According to the report, inpatient hospitalizations at Virginia community hospitals in 2016 accounted for $33.2 billion in total charges. As was the case in 2015, adults between the ages of 65 and 84 represent the single largest age group of patients discharged from Virginia’s hospitals (237,440 discharges or 28% of all discharges). Nearly 52% of all non-obstetric hospitalizations are for females, and just under 64% of all hospitalizations are for white, non-Hispanic patients. About 23% of all hospitalizations are for black, non-Hispanic patients. Other findings from the report include:
• The most common conditions responsible for inpatient hospitalizations are childbirth, septicemia, osteoarthritis, mood disorders, and congestive heart failure. These five conditions alone account for nearly 27% of all hospitalizations in 2016.
• Chronic conditions account for 40% of all hospitalizations.
• Nearly 90% of all hospitalizations occurred at urban hospitals, which had, on average, longer lengths of stay and charges per stay compared to hospitalizations at rural hospitals.
• Nearly 62,000 hospitalizations in Virginia’s community hospitals are for mental health conditions, and these hospitalizations result in over $1.2 billion in hospital charges.

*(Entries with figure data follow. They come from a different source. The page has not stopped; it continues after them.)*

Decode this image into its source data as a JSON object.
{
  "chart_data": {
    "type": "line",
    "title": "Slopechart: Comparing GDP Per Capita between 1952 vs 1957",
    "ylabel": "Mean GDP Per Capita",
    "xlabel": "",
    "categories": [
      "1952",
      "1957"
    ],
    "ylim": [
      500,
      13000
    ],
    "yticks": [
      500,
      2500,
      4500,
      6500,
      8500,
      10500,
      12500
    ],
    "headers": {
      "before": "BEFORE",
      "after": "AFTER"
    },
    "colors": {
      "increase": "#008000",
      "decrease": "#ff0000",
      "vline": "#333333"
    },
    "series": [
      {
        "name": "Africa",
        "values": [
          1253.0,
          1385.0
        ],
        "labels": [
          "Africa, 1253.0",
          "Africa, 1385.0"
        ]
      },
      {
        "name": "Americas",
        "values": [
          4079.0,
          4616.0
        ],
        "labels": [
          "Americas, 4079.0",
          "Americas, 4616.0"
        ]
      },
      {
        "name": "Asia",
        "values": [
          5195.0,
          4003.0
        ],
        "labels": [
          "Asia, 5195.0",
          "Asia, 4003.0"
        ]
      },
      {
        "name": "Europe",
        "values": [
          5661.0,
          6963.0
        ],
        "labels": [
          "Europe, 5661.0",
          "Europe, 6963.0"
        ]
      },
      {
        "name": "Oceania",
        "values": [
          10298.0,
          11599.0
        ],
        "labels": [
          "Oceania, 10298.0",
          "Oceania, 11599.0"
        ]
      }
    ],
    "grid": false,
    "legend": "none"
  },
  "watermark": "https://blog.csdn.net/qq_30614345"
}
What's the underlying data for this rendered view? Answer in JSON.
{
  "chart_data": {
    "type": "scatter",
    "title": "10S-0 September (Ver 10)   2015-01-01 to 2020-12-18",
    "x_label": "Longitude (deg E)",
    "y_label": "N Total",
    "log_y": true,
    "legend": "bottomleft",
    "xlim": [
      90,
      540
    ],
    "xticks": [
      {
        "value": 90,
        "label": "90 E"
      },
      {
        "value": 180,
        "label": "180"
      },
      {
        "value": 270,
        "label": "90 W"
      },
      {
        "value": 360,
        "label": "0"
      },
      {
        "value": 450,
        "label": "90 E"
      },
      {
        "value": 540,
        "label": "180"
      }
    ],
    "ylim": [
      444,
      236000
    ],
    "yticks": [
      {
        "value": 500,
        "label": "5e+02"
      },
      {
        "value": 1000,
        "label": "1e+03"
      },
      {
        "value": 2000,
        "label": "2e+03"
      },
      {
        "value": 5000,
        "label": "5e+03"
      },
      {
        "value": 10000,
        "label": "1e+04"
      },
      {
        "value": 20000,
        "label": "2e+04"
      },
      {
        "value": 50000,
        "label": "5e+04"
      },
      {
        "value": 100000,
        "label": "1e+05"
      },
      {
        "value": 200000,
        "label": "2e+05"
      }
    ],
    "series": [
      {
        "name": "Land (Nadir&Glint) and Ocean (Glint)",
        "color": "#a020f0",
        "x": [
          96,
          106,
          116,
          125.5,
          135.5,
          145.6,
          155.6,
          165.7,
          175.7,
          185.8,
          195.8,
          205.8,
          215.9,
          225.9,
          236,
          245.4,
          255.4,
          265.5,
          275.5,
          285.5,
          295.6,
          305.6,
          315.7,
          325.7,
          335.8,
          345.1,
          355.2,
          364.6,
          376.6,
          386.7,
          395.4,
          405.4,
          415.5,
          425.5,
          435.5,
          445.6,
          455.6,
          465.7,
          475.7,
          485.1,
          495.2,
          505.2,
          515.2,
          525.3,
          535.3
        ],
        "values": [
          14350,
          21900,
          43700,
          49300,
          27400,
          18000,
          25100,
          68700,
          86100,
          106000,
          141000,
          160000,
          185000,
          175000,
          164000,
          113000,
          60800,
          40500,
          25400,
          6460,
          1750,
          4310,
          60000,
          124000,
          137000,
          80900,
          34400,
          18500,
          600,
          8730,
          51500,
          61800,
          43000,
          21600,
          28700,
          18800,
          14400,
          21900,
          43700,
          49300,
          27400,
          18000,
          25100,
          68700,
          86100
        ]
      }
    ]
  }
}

• Medicare is the primary source of payment for 40% of discharges and private insurance is the primary source of payment for 34% of discharges.
The report was produced by student researchers and staff at the Schroeder Center for Health Policy. Contributors include the following William & Mary undergraduate students: Kate Archambault (CAMS Applied Statistics, '18), Carmen Lehnigk (Economics, '19), and Yash Singh (Economics, '19).